I know some of what you know about life out here. What you’ve been told. We have occasional feed access. There’s a spot we know a few hours northeast of here, and it’s close enough to a gap in the TerraVibra to pick up a faint signal. So we check in now and again, and Andy’s filled us in over the years, too. Sometimes you’ve got to laugh about it. We sit together just like this and have fellowship just like this, and we look around at each other and ask, “Are you sure you’re here? Are you sure I’m here?” Because the feeds say we’re not. Or you dig a bit deeper, you go into the web’s backwoods, and there’s whispering—satellite footage of villages like ours posted on Chinese IPs, or maybe some agri-contractor comments on a message board that he got held up by a band of outlaws and the company hushed it up. But this is all part of the lie. A way of enabling the lie. Most people won’t believe the surface story that hardly no one lives out-of-zone. Not if you’ve got a lick of common sense. But there’s a second layer of story that’ll satisfy most people, and if you don’t think your government and the people who control your government shape that narrative, too, you’re a fool. And the way it works is that they let slip just a bit of what’s bad and scary, and they know that most people will stop there and won’t want to see the rest of it. It’s hard enough imagining that anyone is trying to survive out here. It’s scary to think that a pack of masked men could overcome a cargo truck, that there are men enough out here to form a pack that could form a plan like that. Imagine if your people back home knew what you all know now. Imagine if they could see this town. Imagine if they could see the life we’ve made. They might be afraid, or even angry. Or they might feel hope. And it’s the hope that’s dangerous.

I’m sorry. I’m getting abstract.

I was talking about Violet. And talking about Violet makes me angry. It makes me give speeches instead of telling stories. Isn’t that right, dear? You don’t have to listen to all of this again, my love. You can go find Vic, if you want. Tell her she can take away the dinner things. If everyone’s done, that is. Are you? All done?

There’ll be a big feast tonight. Your bellies won’t be empty so long as you’re here. I promise you that much.

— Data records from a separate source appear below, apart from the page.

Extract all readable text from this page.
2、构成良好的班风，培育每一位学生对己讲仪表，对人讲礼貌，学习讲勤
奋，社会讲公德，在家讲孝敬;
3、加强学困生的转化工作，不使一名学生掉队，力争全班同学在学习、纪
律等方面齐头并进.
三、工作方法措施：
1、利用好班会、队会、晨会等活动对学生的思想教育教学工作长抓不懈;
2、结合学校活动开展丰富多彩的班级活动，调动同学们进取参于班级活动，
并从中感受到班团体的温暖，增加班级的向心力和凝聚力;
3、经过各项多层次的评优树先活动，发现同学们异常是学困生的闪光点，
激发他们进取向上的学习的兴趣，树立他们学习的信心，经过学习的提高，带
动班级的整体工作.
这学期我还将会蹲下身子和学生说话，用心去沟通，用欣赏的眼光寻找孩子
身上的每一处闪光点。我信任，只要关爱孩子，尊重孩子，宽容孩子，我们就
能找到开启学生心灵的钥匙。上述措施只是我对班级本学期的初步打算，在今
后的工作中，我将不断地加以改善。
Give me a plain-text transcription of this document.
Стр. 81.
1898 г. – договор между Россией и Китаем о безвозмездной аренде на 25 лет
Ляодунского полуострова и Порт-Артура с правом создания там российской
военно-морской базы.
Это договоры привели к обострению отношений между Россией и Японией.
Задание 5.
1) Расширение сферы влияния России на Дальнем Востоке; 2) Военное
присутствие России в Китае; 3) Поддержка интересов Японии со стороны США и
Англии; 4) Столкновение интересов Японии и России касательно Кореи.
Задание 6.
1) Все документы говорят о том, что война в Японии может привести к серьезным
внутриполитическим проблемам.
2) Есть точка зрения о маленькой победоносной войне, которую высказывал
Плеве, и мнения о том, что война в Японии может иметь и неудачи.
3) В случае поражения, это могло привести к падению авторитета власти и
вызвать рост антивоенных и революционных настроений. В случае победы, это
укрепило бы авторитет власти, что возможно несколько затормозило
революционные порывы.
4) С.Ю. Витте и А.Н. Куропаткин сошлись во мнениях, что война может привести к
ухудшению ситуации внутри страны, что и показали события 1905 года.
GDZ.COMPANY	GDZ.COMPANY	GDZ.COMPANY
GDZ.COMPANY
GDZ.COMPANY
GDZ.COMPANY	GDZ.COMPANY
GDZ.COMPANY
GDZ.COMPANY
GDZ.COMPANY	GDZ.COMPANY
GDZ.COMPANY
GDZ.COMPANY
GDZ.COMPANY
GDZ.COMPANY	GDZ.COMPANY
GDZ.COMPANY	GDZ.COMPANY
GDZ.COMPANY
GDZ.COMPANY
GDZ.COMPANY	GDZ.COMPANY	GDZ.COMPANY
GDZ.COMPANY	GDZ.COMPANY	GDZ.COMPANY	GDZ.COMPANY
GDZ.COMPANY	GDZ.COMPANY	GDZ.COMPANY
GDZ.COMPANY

OK. Good, then. Well. Where was I?

Violet. Of course.

I gave her that name. It’s been suggested to me a few times over the years that the name is an unkindness, a mockery of her. I think that says more about the people doing the suggesting than it does me, that they can’t imagine a tormented child would be deserving of a sweet name. At any rate, I called her Violet because the first time I saw her—found her is what it really was—she was sleeping in a bed of purple flowers. She couldn’t have been older than seven or eight, though I thought her younger at first, because she was small for her age. I was young myself. Not yet twenty. My parents and I were traveling west along what had been Highway 176, just wandering, gathering plant samples for my father’s work and seeing what there was to see. It was the only life I’d ever known, but even so I’d call it a strange time, a quiet time. People lay low then. You didn’t see many on the road, and the ones you saw were wary, they weren’t looking to take you in or be your friend. Big groups drew the wrong kind of attention from in-zone, unless you had some special arrangement. And those special arrangements came with their own cost.